John Maraganore added: “Nucleate is a remarkable organization of students and young entrepreneurs keen to advance new frontiers of medicine. I’m amazed with how this group has grown over the years, and I’m awed by their passion and energy. There’s so much potential for this group to continue to expand as a nexus for future leaders in our industry.”

One of the key challenges will be sustainability. Student-led groups naturally have high turnover as people graduate and get jobs. Part of the challenge will be to institutionalize some of Nucleate’s processes, and develop leadership succession plans at each chapter to keep the momentum going, Aboulhouda and Dodd said.

Diversity as a value is almost a given. Half of the active members are women or gender non-binary, one in four members are from underrepresented minority groups, and members come from 44 countries around the world. Increasing diversity is “one of our primary goals,” the organization says.

There is so much interest, Nucleate turned away a few local chapters that expressed interest in joining the model this time. The group had inquiries from students at about 30-40 campuses around the world for this round of expansion that ultimately included 9 new chapters. Nucleate wants to make sure it expands its donor base to support thoughtful expansion.

The group has hired its first full-time employee, a finance person, Aboulhouda said. The vision longer-term is to have a small professional staff that can do a lot of the day-to-day work of managing the organization, with volunteer students remaining in leadership. That way, Nucleate will maintain its street cred as a group run by students, for students. It’s important to keep a finger on the pulse, to stay close to what the students need, Dodd and Aboulhouda said.
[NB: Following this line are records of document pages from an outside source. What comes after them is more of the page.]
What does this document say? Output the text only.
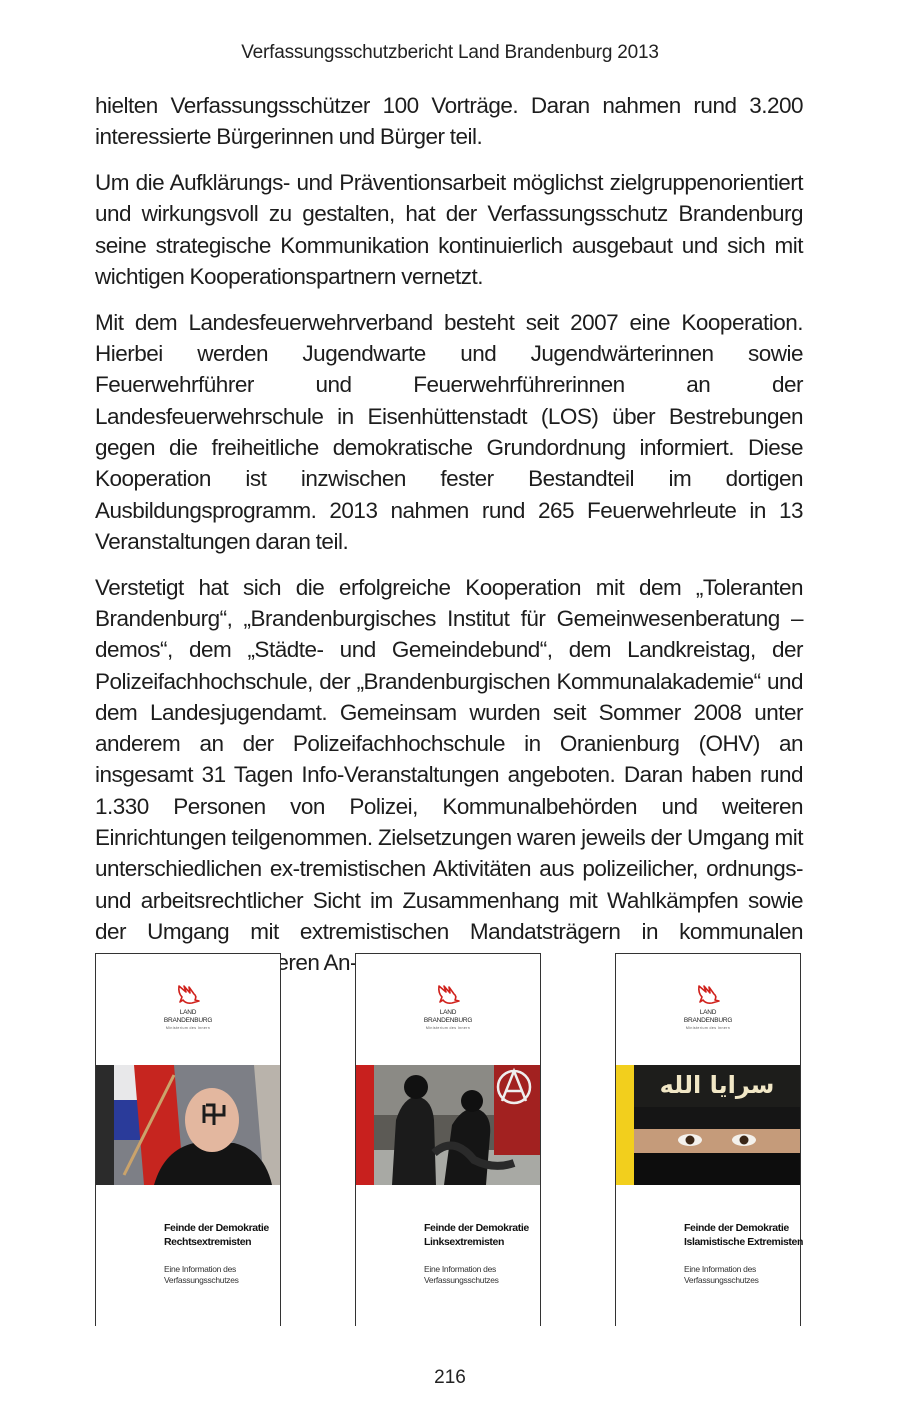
Verfassungsschutzbericht Land Brandenburg 2013

hielten Verfassungsschützer 100 Vorträge. Daran nahmen rund 3.200 interessierte Bürgerinnen und Bürger teil.

Um die Aufklärungs- und Präventionsarbeit möglichst zielgruppenorientiert und wirkungsvoll zu gestalten, hat der Verfassungsschutz Brandenburg seine strategische Kommunikation kontinuierlich ausgebaut und sich mit wichtigen Kooperationspartnern vernetzt.

Mit dem Landesfeuerwehrverband besteht seit 2007 eine Kooperation. Hierbei werden Jugendwarte und Jugendwärterinnen sowie Feuerwehrführer und Feuerwehrführerinnen an der Landesfeuerwehrschule in Eisenhüttenstadt (LOS) über Bestrebungen gegen die freiheitliche demokratische Grundordnung informiert. Diese Kooperation ist inzwischen fester Bestandteil im dortigen Ausbildungsprogramm. 2013 nahmen rund 265 Feuerwehrleute in 13 Veranstaltungen daran teil.

Verstetigt hat sich die erfolgreiche Kooperation mit dem „Toleranten Brandenburg“, „Brandenburgisches Institut für Gemeinwesenberatung – demos“, dem „Städte- und Gemeindebund“, dem Landkreistag, der Polizeifachhochschule, der „Brandenburgischen Kommunalakademie“ und dem Landesjugendamt. Gemeinsam wurden seit Sommer 2008 unter anderem an der Polizeifachhochschule in Oranienburg (OHV) an insgesamt 31 Tagen Info-Veranstaltungen angeboten. Daran haben rund 1.330 Personen von Polizei, Kommunalbehörden und weiteren Einrichtungen teilgenommen. Zielsetzungen waren jeweils der Umgang mit unterschiedlichen ex-tremistischen Aktivitäten aus polizeilicher, ordnungs- und arbeitsrechtlicher Sicht im Zusammenhang mit Wahlkämpfen sowie der Umgang mit extremistischen Mandatsträgern in kommunalen deren An-

LAND
BRANDENBURG
Ministerium des Innern
Feinde der Demokratie
Rechtsextremisten
Eine Information des
Verfassungsschutzes
LAND
BRANDENBURG
Ministerium des Innern
Feinde der Demokratie
Linksextremisten
Eine Information des
Verfassungsschutzes
LAND
BRANDENBURG
Ministerium des Innern
سرايا الله
Feinde der Demokratie
Islamistische Extremisten
Eine Information des
Verfassungsschutzes
216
Michael Retchin, PhD student, Memorial Sloan Kettering Cancer Center; EVP of strategy, Nucleate

Dodd and Aboulhouda both say they’ve been influenced by the experience in building Nucleate, and their “Plan A” is to work at a startup after getting their PhDs.

Michael Retchin, a PhD student at Memorial Sloan Kettering Cancer Center in New York and EVP of strategy for Nucleate, said something about the group’s influence that stuck with me for days.

The community that’s been created is providing something deep, something needed, and something missing from traditional graduate school experience. It’s both a supportive fellowship for entrepreneurs, and an outlet for personal growth.

“It’s like going from being blind to being able to see things,” Retchin said. “I can see possibilities for my own career that I didn’t see before. And no longer do I think of my career as being solely for myself. Now my career is something collective. It’s about how do we work together, how do we advance the science together in the next generation. It makes me thrilled to work on this.”